The dream of the Semantic Web vision is that someday there will be thousands or millions of ontologies around the web, and millions of instances of them. And these will all somehow be integrated automagically, or at least if they aren’t integrated on the semantic level, then there will be magic software that embodies that integration. In any case, the hope is that someday intelligent agents will be able to freely and seamlessly roam around harvesting this data, squishing it together into knowledgebases, and reasoning across them. But neither harvesting, nor squishing, nor reasoning can really take place without some level of semantic integration of the underlying ontologies. Yet, how will all these disparate ontologies be connected? Unless mappings are created between them, instead of a Semantic Web, we’ll just have millions of little semantic silos. Maybe some company will succed in making the biggest silo and that will be “the” semantic web to most people. That might be the best solution in fact, but I’m not sure that is really what Tim Berners-Lee had in mind! If that is not the solution that the semantic web community wants, then the integration issue needs to be solved sooner rather than later. The longer we wait to solve this, the harder it will get to solve it later on, because the number of ontologies is increasing with time.

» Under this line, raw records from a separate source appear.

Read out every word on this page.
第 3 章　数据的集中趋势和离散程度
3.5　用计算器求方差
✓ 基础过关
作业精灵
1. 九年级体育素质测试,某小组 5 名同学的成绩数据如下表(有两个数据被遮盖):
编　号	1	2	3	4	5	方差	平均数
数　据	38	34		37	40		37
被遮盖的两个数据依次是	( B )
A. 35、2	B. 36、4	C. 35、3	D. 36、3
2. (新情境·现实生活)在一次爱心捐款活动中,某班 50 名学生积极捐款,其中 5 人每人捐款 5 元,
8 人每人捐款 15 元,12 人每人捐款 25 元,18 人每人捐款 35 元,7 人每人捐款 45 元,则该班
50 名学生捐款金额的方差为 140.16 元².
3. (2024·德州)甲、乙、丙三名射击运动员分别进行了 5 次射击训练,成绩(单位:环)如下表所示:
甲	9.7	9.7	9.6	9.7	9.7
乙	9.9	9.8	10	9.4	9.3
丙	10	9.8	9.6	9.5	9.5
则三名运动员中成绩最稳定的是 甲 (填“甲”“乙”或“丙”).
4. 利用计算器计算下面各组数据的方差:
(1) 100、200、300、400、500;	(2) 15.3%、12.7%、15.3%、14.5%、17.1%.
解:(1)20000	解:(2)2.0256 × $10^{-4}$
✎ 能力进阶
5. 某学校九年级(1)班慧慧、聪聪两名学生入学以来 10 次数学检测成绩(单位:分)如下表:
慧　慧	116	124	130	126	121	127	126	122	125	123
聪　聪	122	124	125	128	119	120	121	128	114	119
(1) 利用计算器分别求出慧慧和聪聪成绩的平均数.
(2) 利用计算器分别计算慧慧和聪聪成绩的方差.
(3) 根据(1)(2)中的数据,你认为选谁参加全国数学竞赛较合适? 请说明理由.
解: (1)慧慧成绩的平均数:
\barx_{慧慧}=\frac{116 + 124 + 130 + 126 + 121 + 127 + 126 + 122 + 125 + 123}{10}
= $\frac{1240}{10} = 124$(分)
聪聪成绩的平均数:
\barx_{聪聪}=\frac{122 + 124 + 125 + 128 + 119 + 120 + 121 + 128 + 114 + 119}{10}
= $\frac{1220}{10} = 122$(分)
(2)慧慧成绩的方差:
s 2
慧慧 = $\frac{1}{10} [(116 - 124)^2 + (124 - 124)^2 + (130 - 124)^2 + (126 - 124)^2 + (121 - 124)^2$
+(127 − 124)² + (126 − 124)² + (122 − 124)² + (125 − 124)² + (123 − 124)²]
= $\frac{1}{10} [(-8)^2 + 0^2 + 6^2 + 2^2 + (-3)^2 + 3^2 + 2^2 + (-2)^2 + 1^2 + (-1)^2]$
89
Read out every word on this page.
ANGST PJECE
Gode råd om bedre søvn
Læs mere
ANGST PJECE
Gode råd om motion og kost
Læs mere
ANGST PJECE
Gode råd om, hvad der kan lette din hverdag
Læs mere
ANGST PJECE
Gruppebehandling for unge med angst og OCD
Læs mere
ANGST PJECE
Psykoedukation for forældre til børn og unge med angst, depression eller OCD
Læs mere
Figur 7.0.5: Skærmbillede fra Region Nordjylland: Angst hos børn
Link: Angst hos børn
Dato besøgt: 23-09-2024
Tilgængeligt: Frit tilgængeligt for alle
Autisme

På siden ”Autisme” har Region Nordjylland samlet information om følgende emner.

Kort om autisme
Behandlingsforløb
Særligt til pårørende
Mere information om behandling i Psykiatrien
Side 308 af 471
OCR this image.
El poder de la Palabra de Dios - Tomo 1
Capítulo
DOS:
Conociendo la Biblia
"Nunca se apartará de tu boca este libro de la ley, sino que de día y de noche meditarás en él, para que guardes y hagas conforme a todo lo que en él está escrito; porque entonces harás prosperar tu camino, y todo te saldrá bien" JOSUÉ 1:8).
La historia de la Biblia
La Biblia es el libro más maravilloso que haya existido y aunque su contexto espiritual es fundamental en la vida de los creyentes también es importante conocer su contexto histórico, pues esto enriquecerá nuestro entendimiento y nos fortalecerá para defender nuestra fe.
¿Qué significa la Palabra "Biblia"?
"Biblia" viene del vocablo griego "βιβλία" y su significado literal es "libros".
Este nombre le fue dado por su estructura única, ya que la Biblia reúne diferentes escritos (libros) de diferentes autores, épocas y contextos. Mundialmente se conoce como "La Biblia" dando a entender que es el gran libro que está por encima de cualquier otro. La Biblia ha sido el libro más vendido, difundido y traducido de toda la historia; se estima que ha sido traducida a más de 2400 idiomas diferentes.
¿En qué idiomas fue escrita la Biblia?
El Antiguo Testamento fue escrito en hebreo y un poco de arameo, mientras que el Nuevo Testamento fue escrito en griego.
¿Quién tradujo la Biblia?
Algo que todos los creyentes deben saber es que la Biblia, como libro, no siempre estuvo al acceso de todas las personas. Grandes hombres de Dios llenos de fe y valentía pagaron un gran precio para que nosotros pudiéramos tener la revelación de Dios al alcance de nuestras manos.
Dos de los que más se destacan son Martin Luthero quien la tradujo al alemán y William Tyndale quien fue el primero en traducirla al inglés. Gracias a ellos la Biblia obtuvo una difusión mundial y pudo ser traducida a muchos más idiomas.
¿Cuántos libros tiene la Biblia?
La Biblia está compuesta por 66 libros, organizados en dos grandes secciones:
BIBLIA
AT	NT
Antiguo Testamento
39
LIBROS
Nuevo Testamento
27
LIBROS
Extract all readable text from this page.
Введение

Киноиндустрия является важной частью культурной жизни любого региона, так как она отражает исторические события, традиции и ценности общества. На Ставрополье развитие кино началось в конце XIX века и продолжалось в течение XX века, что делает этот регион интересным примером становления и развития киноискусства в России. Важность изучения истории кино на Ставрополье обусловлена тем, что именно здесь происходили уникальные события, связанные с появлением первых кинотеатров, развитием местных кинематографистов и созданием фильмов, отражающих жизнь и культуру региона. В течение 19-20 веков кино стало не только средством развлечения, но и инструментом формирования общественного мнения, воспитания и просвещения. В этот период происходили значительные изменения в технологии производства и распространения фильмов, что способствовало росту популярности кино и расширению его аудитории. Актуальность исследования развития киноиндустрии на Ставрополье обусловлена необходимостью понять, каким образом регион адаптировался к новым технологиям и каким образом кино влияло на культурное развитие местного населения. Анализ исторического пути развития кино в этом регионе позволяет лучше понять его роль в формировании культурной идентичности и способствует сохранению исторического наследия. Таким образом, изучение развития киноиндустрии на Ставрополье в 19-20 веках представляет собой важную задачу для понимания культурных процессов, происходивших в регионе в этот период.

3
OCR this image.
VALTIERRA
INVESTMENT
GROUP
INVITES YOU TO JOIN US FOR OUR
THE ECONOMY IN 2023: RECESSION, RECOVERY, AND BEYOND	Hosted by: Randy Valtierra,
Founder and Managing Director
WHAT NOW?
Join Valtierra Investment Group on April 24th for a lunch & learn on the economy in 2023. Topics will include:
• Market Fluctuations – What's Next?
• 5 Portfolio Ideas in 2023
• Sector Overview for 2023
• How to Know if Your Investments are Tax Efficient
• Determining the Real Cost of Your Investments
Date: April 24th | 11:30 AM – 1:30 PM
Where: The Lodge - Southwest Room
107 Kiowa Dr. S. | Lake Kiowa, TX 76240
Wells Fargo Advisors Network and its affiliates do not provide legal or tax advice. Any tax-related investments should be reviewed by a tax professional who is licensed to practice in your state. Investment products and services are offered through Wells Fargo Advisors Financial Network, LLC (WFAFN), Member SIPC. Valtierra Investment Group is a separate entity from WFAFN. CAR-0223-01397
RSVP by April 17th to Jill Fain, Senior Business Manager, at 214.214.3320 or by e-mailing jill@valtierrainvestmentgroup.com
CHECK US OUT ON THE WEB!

His points here have been echoed my many other folks I know who have also undertaken the application of the Semantic Web’s principles to address broad problems. They all eventually run into the same challenge that Nova and his team at Radar Networks have. What’s missing is that Semantic Web has no foundational ontology from which to relate these disparate siloed ontologies to each other. If they do figure out a solution to this, it will most likely be a patchwork or an effort dominated by committees making arbitrary decisions on these matters.

This problem has actually been solved but it requires a different way of thinking about it as well as the need for a unification theory that I believe the team behind Readware has figured out, but required a very different way of thinking to reach the solution, not to mention an unusual combination of skills. The solution is rooted in some things that Warren Weaver once said which I refer to in a previous post. Readware has a working system demonstrating this and we will soon deploy applications that leverage the use of this technology to address the problems that Nova refers to above in a robust and scalable manner.

The next few months should be a lot of fun all around in this space.